Requirements of SPARQL Anything
The motivation for researching novel ways to transform non-RDF resources into RDF comes from the scenarios under development in two EU H2020 projects SPICE and Polifonia.
In Polifonia, a consortium collaborate in developing novel ways for valorising musical cultural heritage, relying on a linked data network of resources from many different stakeholders in the cultural sector. However, the majority of resources involved are not exposed as Linked Data but are released, for example, as CSV, XML, JSON files, or combinations of these formats.
It is clear how the effort required for transforming resources could constitute a significant cost to the project. In the absence of a strategy to cope with this diversity, content transformation may result in duplication of effort and become a serious bottleneck.
The following Table provides a summary of the design requirements of SPARQL Anything.
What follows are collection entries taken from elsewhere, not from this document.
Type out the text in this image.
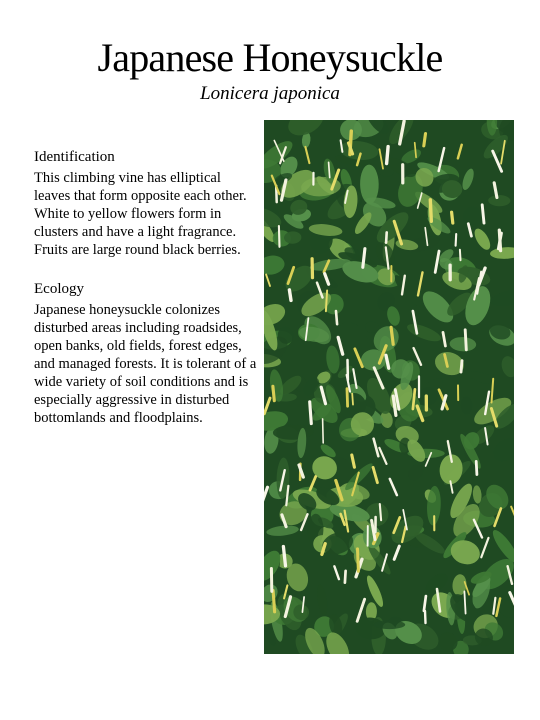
Japanese Honeysuckle
Lonicera japonica
Identification

This climbing vine has elliptical leaves that form opposite each other. White to yellow flowers form in clusters and have a light fragrance. Fruits are large round black berries.

Ecology

Japanese honeysuckle colonizes disturbed areas including roadsides, open banks, old fields, forest edges, and managed forests. It is tolerant of a wide variety of soil conditions and is especially aggressive in disturbed bottomlands and floodplains.
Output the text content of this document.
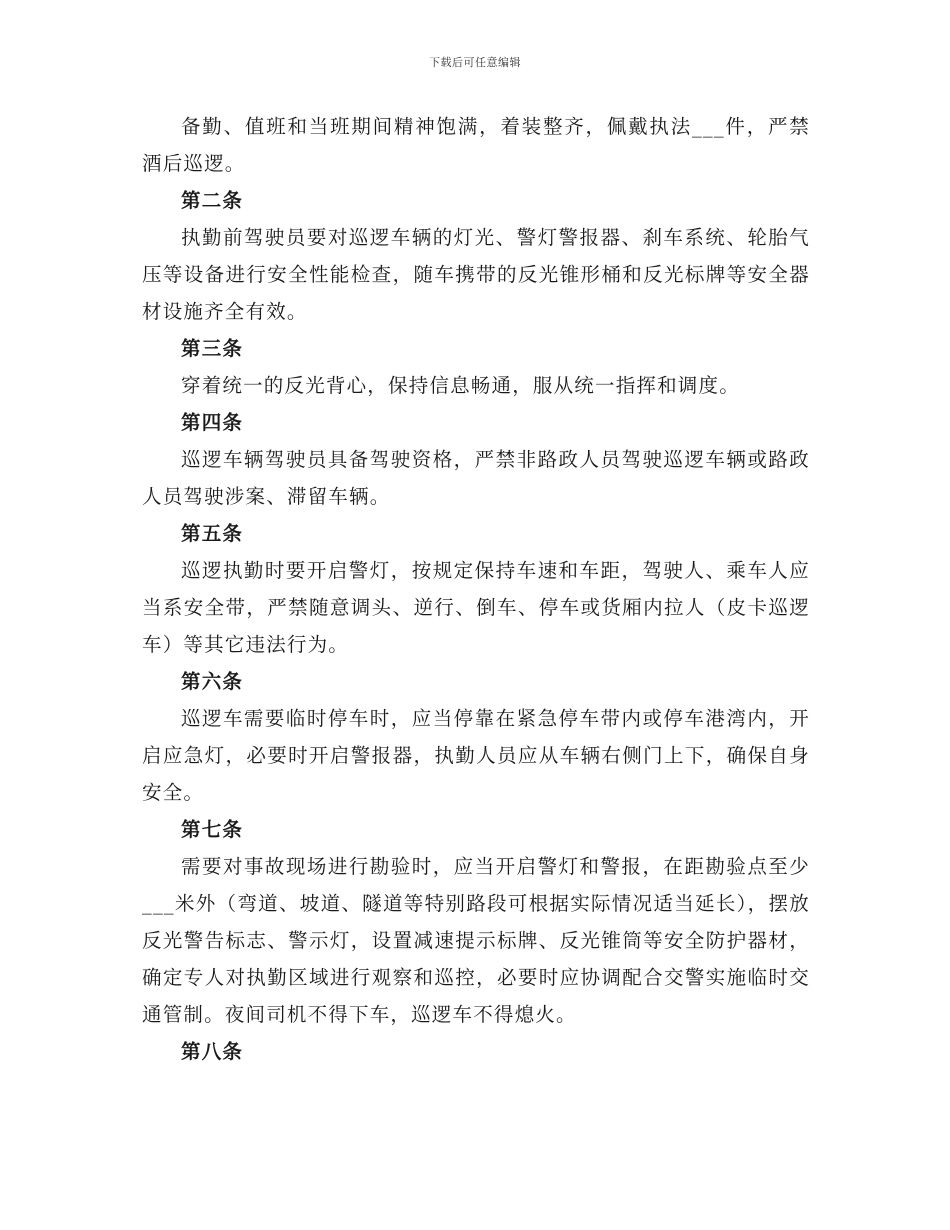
下载后可任意编辑

备勤、值班和当班期间精神饱满，着装整齐，佩戴执法___件，严禁酒后巡逻。

第二条

执勤前驾驶员要对巡逻车辆的灯光、警灯警报器、刹车系统、轮胎气压等设备进行安全性能检查，随车携带的反光锥形桶和反光标牌等安全器材设施齐全有效。

第三条

穿着统一的反光背心，保持信息畅通，服从统一指挥和调度。

第四条

巡逻车辆驾驶员具备驾驶资格，严禁非路政人员驾驶巡逻车辆或路政人员驾驶涉案、滞留车辆。

第五条

巡逻执勤时要开启警灯，按规定保持车速和车距，驾驶人、乘车人应当系安全带，严禁随意调头、逆行、倒车、停车或货厢内拉人（皮卡巡逻车）等其它违法行为。

第六条

巡逻车需要临时停车时，应当停靠在紧急停车带内或停车港湾内，开启应急灯，必要时开启警报器，执勤人员应从车辆右侧门上下，确保自身安全。

第七条

需要对事故现场进行勘验时，应当开启警灯和警报，在距勘验点至少___米外（弯道、坡道、隧道等特别路段可根据实际情况适当延长），摆放反光警告标志、警示灯，设置减速提示标牌、反光锥筒等安全防护器材，确定专人对执勤区域进行观察和巡控，必要时应协调配合交警实施临时交通管制。夜间司机不得下车，巡逻车不得熄火。

第八条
Requirement | Description |
---|---|
Transform | Transform several sources having heterogeneous formats |
Query | Query resources having heterogeneous formats |
Binary | Support the transformation of binary formats |
Embed | Support the embedding of content in RDF |
Metadata | Support the extraction of metadata embedded in files |
Low learning demands | Minimise the tools and languages that need to be learned |
Low complexity | Minimise complexity of the queries |
Meaningful abstraction | Enable focus on data structures rather than implementation details |
Explorability | Enable data exploration without premature commitment to a mapping, in the absence of a domain ontology. |
Workflow | Integrate with a typical Semantic Web engineering workflow |
Adaptable | Be generic but flexible and adaptable |
Sustainable | Inform into a software that is easy to implement, maintain, and does not have evident efficiency drawbacks |
Extendable | Support the addition of an open set of formats |